Ahora en julio pongo la tele con mi hijo y los dos jugamos a alternarnos en la narración en directo. Y cuando acaba la etapa le hablo de Bahamontes, del que hay foto en casa, subiendo el Puy de Dôme, con la catedral de Clermont Ferrand al fondo. Y de Julio Jiménez, de Fuente, de Ocaña, de Perico y de Indurain. Y hasta de la Pulga de Torrelavega. Y le hablo del Tour como me habló mi padre: como cumbre del deporte, desafío a los límites del ser humano, instinto de superación. Y exaltación de la belleza del paisaje rural y urbano de Francia. De las cumbres de los Alpes y los Pirineos.

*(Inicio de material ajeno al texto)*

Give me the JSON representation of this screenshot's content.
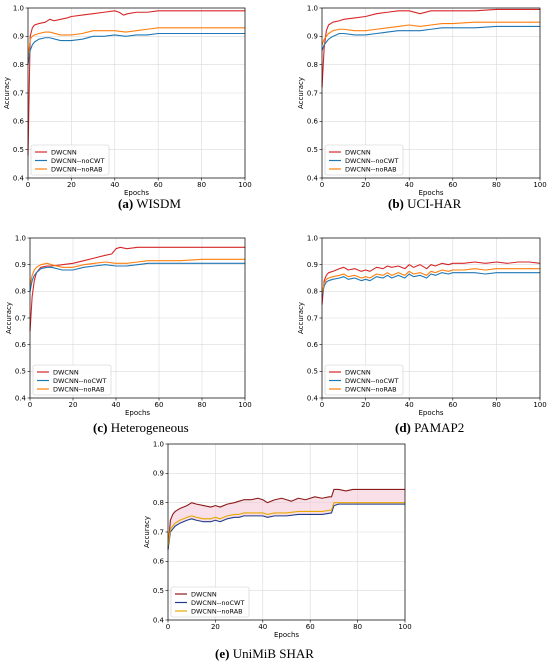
{
  "colors": {
    "dwcnn": "#d62728",
    "nocwt": "#1f77b4",
    "norab": "#ff7f0e",
    "unimib_dwcnn": "#8b1a1a",
    "unimib_nocwt": "#1f3b8c",
    "unimib_norab": "#e6a800",
    "band": "#f4c7d6"
  },
  "chart_data": [
    {
      "id": "wisdm",
      "type": "line",
      "caption_label": "(a)",
      "caption_text": "WISDM",
      "xlabel": "Epochs",
      "ylabel": "Accuracy",
      "xlim": [
        0,
        100
      ],
      "ylim": [
        0.4,
        1.0
      ],
      "xticks": [
        "0",
        "20",
        "40",
        "60",
        "80",
        "100"
      ],
      "yticks": [
        "0.4",
        "0.5",
        "0.6",
        "0.7",
        "0.8",
        "0.9",
        "1.0"
      ],
      "grid": true,
      "legend": "lower-left",
      "series": [
        {
          "name": "DWCNN",
          "color_key": "dwcnn",
          "x": [
            0,
            1,
            2,
            3,
            5,
            8,
            10,
            12,
            15,
            18,
            20,
            25,
            30,
            35,
            40,
            42,
            44,
            46,
            50,
            55,
            60,
            70,
            80,
            90,
            100
          ],
          "y": [
            0.48,
            0.9,
            0.93,
            0.94,
            0.945,
            0.95,
            0.96,
            0.955,
            0.96,
            0.965,
            0.97,
            0.975,
            0.98,
            0.985,
            0.99,
            0.985,
            0.975,
            0.98,
            0.985,
            0.985,
            0.99,
            0.99,
            0.99,
            0.99,
            0.99
          ]
        },
        {
          "name": "DWCNN--noCWT",
          "color_key": "nocwt",
          "x": [
            0,
            1,
            2,
            3,
            5,
            8,
            10,
            15,
            20,
            25,
            30,
            35,
            40,
            45,
            50,
            55,
            60,
            70,
            80,
            90,
            100
          ],
          "y": [
            0.8,
            0.85,
            0.87,
            0.88,
            0.89,
            0.895,
            0.895,
            0.885,
            0.885,
            0.89,
            0.9,
            0.9,
            0.905,
            0.9,
            0.905,
            0.905,
            0.91,
            0.91,
            0.91,
            0.91,
            0.91
          ]
        },
        {
          "name": "DWCNN--noRAB",
          "color_key": "norab",
          "x": [
            0,
            1,
            2,
            3,
            5,
            8,
            10,
            15,
            20,
            25,
            30,
            35,
            40,
            45,
            50,
            55,
            60,
            70,
            80,
            90,
            100
          ],
          "y": [
            0.82,
            0.89,
            0.9,
            0.905,
            0.91,
            0.915,
            0.915,
            0.905,
            0.905,
            0.91,
            0.92,
            0.92,
            0.92,
            0.915,
            0.92,
            0.925,
            0.93,
            0.93,
            0.93,
            0.93,
            0.93
          ]
        }
      ]
    },
    {
      "id": "ucihar",
      "type": "line",
      "caption_label": "(b)",
      "caption_text": "UCI-HAR",
      "xlabel": "Epochs",
      "ylabel": "Accuracy",
      "xlim": [
        0,
        100
      ],
      "ylim": [
        0.4,
        1.0
      ],
      "xticks": [
        "0",
        "20",
        "40",
        "60",
        "80",
        "100"
      ],
      "yticks": [
        "0.4",
        "0.5",
        "0.6",
        "0.7",
        "0.8",
        "0.9",
        "1.0"
      ],
      "grid": true,
      "legend": "lower-left",
      "series": [
        {
          "name": "DWCNN",
          "color_key": "dwcnn",
          "x": [
            0,
            1,
            2,
            3,
            5,
            8,
            10,
            15,
            20,
            25,
            30,
            35,
            40,
            45,
            50,
            55,
            60,
            70,
            80,
            90,
            100
          ],
          "y": [
            0.72,
            0.86,
            0.92,
            0.94,
            0.95,
            0.955,
            0.96,
            0.965,
            0.97,
            0.98,
            0.985,
            0.99,
            0.99,
            0.98,
            0.99,
            0.99,
            0.99,
            0.99,
            0.995,
            0.995,
            0.995
          ]
        },
        {
          "name": "DWCNN--noCWT",
          "color_key": "nocwt",
          "x": [
            0,
            1,
            2,
            3,
            5,
            8,
            10,
            15,
            20,
            25,
            30,
            35,
            40,
            45,
            50,
            55,
            60,
            70,
            80,
            90,
            100
          ],
          "y": [
            0.85,
            0.87,
            0.88,
            0.89,
            0.9,
            0.91,
            0.91,
            0.905,
            0.905,
            0.91,
            0.915,
            0.92,
            0.92,
            0.92,
            0.925,
            0.93,
            0.93,
            0.93,
            0.935,
            0.935,
            0.935
          ]
        },
        {
          "name": "DWCNN--noRAB",
          "color_key": "norab",
          "x": [
            0,
            1,
            2,
            3,
            5,
            8,
            10,
            15,
            20,
            25,
            30,
            35,
            40,
            45,
            50,
            55,
            60,
            70,
            80,
            90,
            100
          ],
          "y": [
            0.87,
            0.89,
            0.9,
            0.91,
            0.92,
            0.925,
            0.925,
            0.92,
            0.92,
            0.925,
            0.93,
            0.935,
            0.94,
            0.935,
            0.94,
            0.945,
            0.945,
            0.95,
            0.95,
            0.95,
            0.95
          ]
        }
      ]
    },
    {
      "id": "heterogeneous",
      "type": "line",
      "caption_label": "(c)",
      "caption_text": "Heterogeneous",
      "xlabel": "Epochs",
      "ylabel": "Accuracy",
      "xlim": [
        0,
        100
      ],
      "ylim": [
        0.4,
        1.0
      ],
      "xticks": [
        "0",
        "20",
        "40",
        "60",
        "80",
        "100"
      ],
      "yticks": [
        "0.4",
        "0.5",
        "0.6",
        "0.7",
        "0.8",
        "0.9",
        "1.0"
      ],
      "grid": true,
      "legend": "lower-left",
      "series": [
        {
          "name": "DWCNN",
          "color_key": "dwcnn",
          "x": [
            0,
            1,
            2,
            3,
            5,
            8,
            10,
            15,
            20,
            25,
            30,
            35,
            38,
            40,
            42,
            45,
            50,
            55,
            60,
            70,
            80,
            90,
            100
          ],
          "y": [
            0.65,
            0.78,
            0.84,
            0.87,
            0.89,
            0.895,
            0.895,
            0.9,
            0.905,
            0.915,
            0.925,
            0.935,
            0.94,
            0.96,
            0.965,
            0.96,
            0.965,
            0.965,
            0.965,
            0.965,
            0.965,
            0.965,
            0.965
          ]
        },
        {
          "name": "DWCNN--noCWT",
          "color_key": "nocwt",
          "x": [
            0,
            1,
            2,
            3,
            5,
            8,
            10,
            15,
            20,
            25,
            30,
            35,
            40,
            45,
            50,
            55,
            60,
            70,
            80,
            90,
            100
          ],
          "y": [
            0.8,
            0.84,
            0.86,
            0.87,
            0.885,
            0.89,
            0.89,
            0.88,
            0.88,
            0.89,
            0.895,
            0.9,
            0.895,
            0.895,
            0.9,
            0.905,
            0.905,
            0.905,
            0.905,
            0.905,
            0.905
          ]
        },
        {
          "name": "DWCNN--noRAB",
          "color_key": "norab",
          "x": [
            0,
            1,
            2,
            3,
            5,
            8,
            10,
            15,
            20,
            25,
            30,
            35,
            40,
            45,
            50,
            55,
            60,
            70,
            80,
            90,
            100
          ],
          "y": [
            0.82,
            0.86,
            0.88,
            0.89,
            0.9,
            0.905,
            0.9,
            0.89,
            0.89,
            0.9,
            0.905,
            0.91,
            0.905,
            0.905,
            0.91,
            0.915,
            0.915,
            0.915,
            0.92,
            0.92,
            0.92
          ]
        }
      ]
    },
    {
      "id": "pamap2",
      "type": "line",
      "caption_label": "(d)",
      "caption_text": "PAMAP2",
      "xlabel": "Epochs",
      "ylabel": "Accuracy",
      "xlim": [
        0,
        100
      ],
      "ylim": [
        0.4,
        1.0
      ],
      "xticks": [
        "0",
        "20",
        "40",
        "60",
        "80",
        "100"
      ],
      "yticks": [
        "0.4",
        "0.5",
        "0.6",
        "0.7",
        "0.8",
        "0.9",
        "1.0"
      ],
      "grid": true,
      "legend": "lower-left",
      "series": [
        {
          "name": "DWCNN",
          "color_key": "dwcnn",
          "x": [
            0,
            1,
            2,
            3,
            5,
            8,
            10,
            12,
            15,
            18,
            20,
            22,
            25,
            28,
            30,
            32,
            35,
            38,
            40,
            42,
            45,
            48,
            50,
            52,
            55,
            58,
            60,
            65,
            70,
            75,
            80,
            85,
            90,
            95,
            100
          ],
          "y": [
            0.75,
            0.84,
            0.86,
            0.87,
            0.875,
            0.885,
            0.89,
            0.88,
            0.885,
            0.875,
            0.88,
            0.875,
            0.89,
            0.885,
            0.895,
            0.89,
            0.895,
            0.885,
            0.9,
            0.89,
            0.9,
            0.885,
            0.9,
            0.895,
            0.905,
            0.9,
            0.905,
            0.905,
            0.91,
            0.905,
            0.91,
            0.905,
            0.91,
            0.91,
            0.905
          ]
        },
        {
          "name": "DWCNN--noCWT",
          "color_key": "nocwt",
          "x": [
            0,
            1,
            2,
            3,
            5,
            8,
            10,
            12,
            15,
            18,
            20,
            22,
            25,
            28,
            30,
            32,
            35,
            38,
            40,
            42,
            45,
            48,
            50,
            52,
            55,
            58,
            60,
            65,
            70,
            75,
            80,
            85,
            90,
            95,
            100
          ],
          "y": [
            0.78,
            0.82,
            0.835,
            0.84,
            0.845,
            0.85,
            0.855,
            0.845,
            0.85,
            0.84,
            0.845,
            0.84,
            0.855,
            0.85,
            0.86,
            0.85,
            0.86,
            0.85,
            0.865,
            0.855,
            0.86,
            0.85,
            0.865,
            0.86,
            0.87,
            0.865,
            0.87,
            0.87,
            0.87,
            0.865,
            0.87,
            0.87,
            0.87,
            0.87,
            0.87
          ]
        },
        {
          "name": "DWCNN--noRAB",
          "color_key": "norab",
          "x": [
            0,
            1,
            2,
            3,
            5,
            8,
            10,
            12,
            15,
            18,
            20,
            22,
            25,
            28,
            30,
            32,
            35,
            38,
            40,
            42,
            45,
            48,
            50,
            52,
            55,
            58,
            60,
            65,
            70,
            75,
            80,
            85,
            90,
            95,
            100
          ],
          "y": [
            0.79,
            0.83,
            0.845,
            0.85,
            0.855,
            0.86,
            0.865,
            0.855,
            0.86,
            0.85,
            0.855,
            0.85,
            0.865,
            0.86,
            0.87,
            0.86,
            0.87,
            0.86,
            0.875,
            0.865,
            0.87,
            0.86,
            0.875,
            0.87,
            0.88,
            0.875,
            0.88,
            0.88,
            0.885,
            0.88,
            0.885,
            0.885,
            0.885,
            0.885,
            0.885
          ]
        }
      ]
    },
    {
      "id": "unimib",
      "type": "line",
      "caption_label": "(e)",
      "caption_text": "UniMiB SHAR",
      "xlabel": "Epochs",
      "ylabel": "Accuracy",
      "xlim": [
        0,
        100
      ],
      "ylim": [
        0.4,
        1.0
      ],
      "xticks": [
        "0",
        "20",
        "40",
        "60",
        "80",
        "100"
      ],
      "yticks": [
        "0.4",
        "0.5",
        "0.6",
        "0.7",
        "0.8",
        "0.9",
        "1.0"
      ],
      "grid": true,
      "legend": "lower-left",
      "band": true,
      "series": [
        {
          "name": "DWCNN",
          "color_key": "unimib_dwcnn",
          "x": [
            0,
            1,
            2,
            3,
            5,
            8,
            10,
            12,
            15,
            18,
            20,
            22,
            25,
            28,
            30,
            32,
            35,
            38,
            40,
            42,
            45,
            48,
            50,
            52,
            55,
            58,
            60,
            62,
            65,
            68,
            69,
            70,
            72,
            75,
            78,
            80,
            85,
            90,
            95,
            100
          ],
          "y": [
            0.64,
            0.74,
            0.76,
            0.77,
            0.78,
            0.79,
            0.8,
            0.795,
            0.79,
            0.785,
            0.79,
            0.785,
            0.795,
            0.8,
            0.805,
            0.81,
            0.81,
            0.815,
            0.81,
            0.8,
            0.81,
            0.815,
            0.81,
            0.805,
            0.815,
            0.81,
            0.815,
            0.82,
            0.815,
            0.82,
            0.82,
            0.845,
            0.845,
            0.84,
            0.845,
            0.845,
            0.845,
            0.845,
            0.845,
            0.845
          ]
        },
        {
          "name": "DWCNN--noCWT",
          "color_key": "unimib_nocwt",
          "x": [
            0,
            1,
            2,
            3,
            5,
            8,
            10,
            12,
            15,
            18,
            20,
            22,
            25,
            28,
            30,
            32,
            35,
            38,
            40,
            42,
            45,
            48,
            50,
            55,
            60,
            65,
            69,
            70,
            72,
            75,
            80,
            85,
            90,
            95,
            100
          ],
          "y": [
            0.64,
            0.7,
            0.71,
            0.72,
            0.73,
            0.74,
            0.745,
            0.74,
            0.735,
            0.735,
            0.74,
            0.735,
            0.745,
            0.75,
            0.75,
            0.755,
            0.755,
            0.755,
            0.755,
            0.75,
            0.755,
            0.755,
            0.755,
            0.76,
            0.76,
            0.76,
            0.765,
            0.79,
            0.795,
            0.795,
            0.795,
            0.795,
            0.795,
            0.795,
            0.795
          ]
        },
        {
          "name": "DWCNN--noRAB",
          "color_key": "unimib_norab",
          "x": [
            0,
            1,
            2,
            3,
            5,
            8,
            10,
            12,
            15,
            18,
            20,
            22,
            25,
            28,
            30,
            32,
            35,
            38,
            40,
            42,
            45,
            48,
            50,
            55,
            60,
            65,
            69,
            70,
            72,
            75,
            80,
            85,
            90,
            95,
            100
          ],
          "y": [
            0.65,
            0.71,
            0.72,
            0.73,
            0.74,
            0.75,
            0.755,
            0.75,
            0.745,
            0.745,
            0.75,
            0.745,
            0.755,
            0.76,
            0.76,
            0.765,
            0.765,
            0.765,
            0.765,
            0.76,
            0.765,
            0.765,
            0.765,
            0.77,
            0.77,
            0.77,
            0.775,
            0.8,
            0.8,
            0.8,
            0.8,
            0.8,
            0.8,
            0.8,
            0.8
          ]
        }
      ]
    }
  ]
}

Son cien años ya de Tour. No cien tours exactamente, porque dos guerras mundiales han hecho gruesas muescas en su calendario. Pero cien años, en todo caso, desde que Henry Desgrange puso en marcha esta colosal iniciativa. En la cumbre del Galibier tiene un monumento. Un día pasé por allí, acompañando una etapa del Tour. Quise apearme para hacerme una foto, pero los ciclistas venían cerca y no se podía parar el coche, porque nos rebasarían y llegaríamos a meta después de ellos. Han pasado bastantes años, pero aún me duele no haberme bajado. Me debo esa foto.